El peso de la película recae en Leo diCaprio, bello, juvenil, despierto, lleno de esa rebeldía de la época, y que comunica perfectamente una edad que no tiene (por contra, y en jugosa antítesis, el verdadero Frank parecía mucho más mayor a los 16 años que Leo a los veintipocos). Como comparsa, como contrapunto, olvidando sus excesos histriónicos de otras veces, Tom Hanks se muestra seco, comedido, hasta antipático, con esos sombreritos delatores y esas gafas de concha (y es importante ver cómo Spielberg es capaz de mostrar el paso del tiempo en el detalle de las gafas y el reloj de Carl). Christopher Walken encarna al padre de Frank, agotado y engañado él mismo en un sueño que contagia a su hijo y que sólo lo lleva por la pendiente. La moda, la luz, recuerda poderosísimamente no ya una época, sino a los dibujantes de historieta de una época: Carmine Infantino o John Romita, por ejemplo. Hay un sano tono lúdico en la historia juvenil de Frank, en la manera de retratar esos años sesenta con su claro aire de estética de revista Playboy, y en el paso de la insolencia adolescente a la responsabilidad adulta la misma fotografía se vuelve dura y con aristas, como los años setenta que asoman al final, y como luego Spielberg usará en otras películas posteriores.

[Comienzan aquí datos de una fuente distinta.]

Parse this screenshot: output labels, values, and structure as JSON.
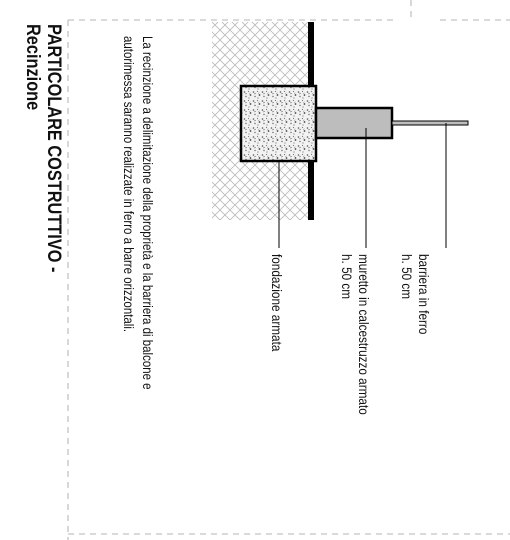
{
  "title": {
    "line1": "PARTICOLARE COSTRUTTIVO -",
    "line2": "Recinzione"
  },
  "description": {
    "line1": "La recinzione a delimitazione della proprietà e la barriera di balcone e",
    "line2": "autorimessa saranno realizzate in ferro a barre orizzontali."
  },
  "labels": {
    "barrier": {
      "line1": "barriera in ferro",
      "line2": "h. 50 cm"
    },
    "wall": {
      "line1": "muretto in calcestruzzo armato",
      "line2": "h. 50 cm"
    },
    "foundation": {
      "line1": "fondazione armata"
    }
  },
  "colors": {
    "border_dash": "#c4c4c4",
    "ground_hatch": "#b9b9b9",
    "wall_fill": "#bdbdbd",
    "outline": "#000000"
  }
}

Se juega con las alusiones y los chistes privados (la lluvia en París que vemos por la ventana mientras hace el amor con la azafata, cómo aprende medicina o abogacía gracias al doctor Kildare o Perry Mason, la gran matriz donde se enmarcan al final Frank y Carl cuando el segundo le propone claramente una vuelta a la casa definitiva que puede tener si no escapa de nuevo), alusiones edípicas que no se toman en serio pero que están ahí (la madre cruel que fuma, el padre cartero cuyo oficio Frank imita en la cárcel, la huida postrera al pueblo de la madre donde ésta conoció a su padre). Spielberg rellena, ya digo, la historia, contando la llegada de los agentes del FBI a la fiesta de pedida y su descubrimiento por parte de Frank con un espectacular juego de luces y escorzos, juega a mostrarnos el cruce de pistolas en planos que hasta entonces sólo habían pertenecido al cartoon (y son significativos los títulos de crédito, una delicia de imágenes y sonidos donde, además, se cuenta ya le película). La maestía de Spielberg con la cámara es tan grande que la historia puede seguirse perfectamente sin diálogos: hoy día nuestro amigo sería capaz de contar una historia muda.
Sí, de nuevo se sirve de una historia divertida para hacer una reivindicación y una defensa de la familia. O tal vez no. El hogar es donde está el corazón, y el corazón es cursi por naturaleza. Anda que no tiene mala uva la escena donde todos cantan en el karaoke televisivo y Frank se siente, por fin, integrado en eso que ya no tiene. Mismamente, la familia.